Jeanne : Complètement ! Dans l’équipe on a tous eu notre moment à Paris ou dans d’autres grandes villes européennes. On a pu observer et comprendre des choses. L’importance de l’identité visuelle par exemple. Tous ces petits détails qui font la différence. On a pioché ce qui nous semblait intéressant pour l’incorporer au mélange d’identités qu’est Baleapop. C’est probablement ce qui fait qu’on a un public d’horizons aussi différents. Et puis pour ma part, travailler chez Tsugi m’a ouvert un réseau génial dans la presse. Un réseau que je n’aurai certainement pas eu, ou du moins si facilement, si j’étais restée au Pays Basque. Et cette couverture médiatique nationale a également joué dans le succès de Baleapop.
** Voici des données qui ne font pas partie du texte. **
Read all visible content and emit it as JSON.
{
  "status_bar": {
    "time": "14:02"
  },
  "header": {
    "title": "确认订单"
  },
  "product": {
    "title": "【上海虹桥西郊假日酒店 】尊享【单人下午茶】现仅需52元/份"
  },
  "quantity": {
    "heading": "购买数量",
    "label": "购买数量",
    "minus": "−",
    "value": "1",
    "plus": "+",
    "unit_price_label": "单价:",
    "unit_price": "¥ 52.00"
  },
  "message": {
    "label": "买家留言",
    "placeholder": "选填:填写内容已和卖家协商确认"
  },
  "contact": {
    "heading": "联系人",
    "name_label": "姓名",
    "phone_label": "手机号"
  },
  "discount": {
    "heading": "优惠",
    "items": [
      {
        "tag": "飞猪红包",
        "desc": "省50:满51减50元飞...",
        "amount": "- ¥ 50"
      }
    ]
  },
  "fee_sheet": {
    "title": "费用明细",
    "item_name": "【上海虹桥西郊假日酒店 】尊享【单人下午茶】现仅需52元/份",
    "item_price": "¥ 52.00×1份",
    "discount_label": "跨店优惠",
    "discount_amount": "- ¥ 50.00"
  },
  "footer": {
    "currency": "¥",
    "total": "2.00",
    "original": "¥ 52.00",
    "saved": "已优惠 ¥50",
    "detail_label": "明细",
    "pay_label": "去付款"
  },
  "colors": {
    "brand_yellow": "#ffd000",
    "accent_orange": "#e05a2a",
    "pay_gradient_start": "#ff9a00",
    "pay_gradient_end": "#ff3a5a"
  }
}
Manon : D’ailleurs, ceux de l’équipe qui s’occupent de la communication sont à Paris presque toute l’année, c’est inévitable.

Jeanne : J’ai l’impression qu’autour de nous, pas mal de gens de notre génération sont partis dans des grandes villes quelques années et reviennent s’installer au Pays Basque, ramenant avec eux des envies et idées nouvelles. Ca crée une super dynamique, des structures se créent, l’offre s’élargit… Il faut dire que dans le domaine culturel, la concurrence est particulièrement positive d’un point de vue créatif !

Pierre : Le développement de l’Europe change un peu la donne également. On a par exemple collaboré avec le festival des Nuits Sonores à Lyon, qui nous a invité dans la plateforme culturelle européenne European Lab. Et cette nouvelle échelle fait disparaître la dualité Paris-Province. Je pense que ce sera de plus en plus le cas à l’avenir.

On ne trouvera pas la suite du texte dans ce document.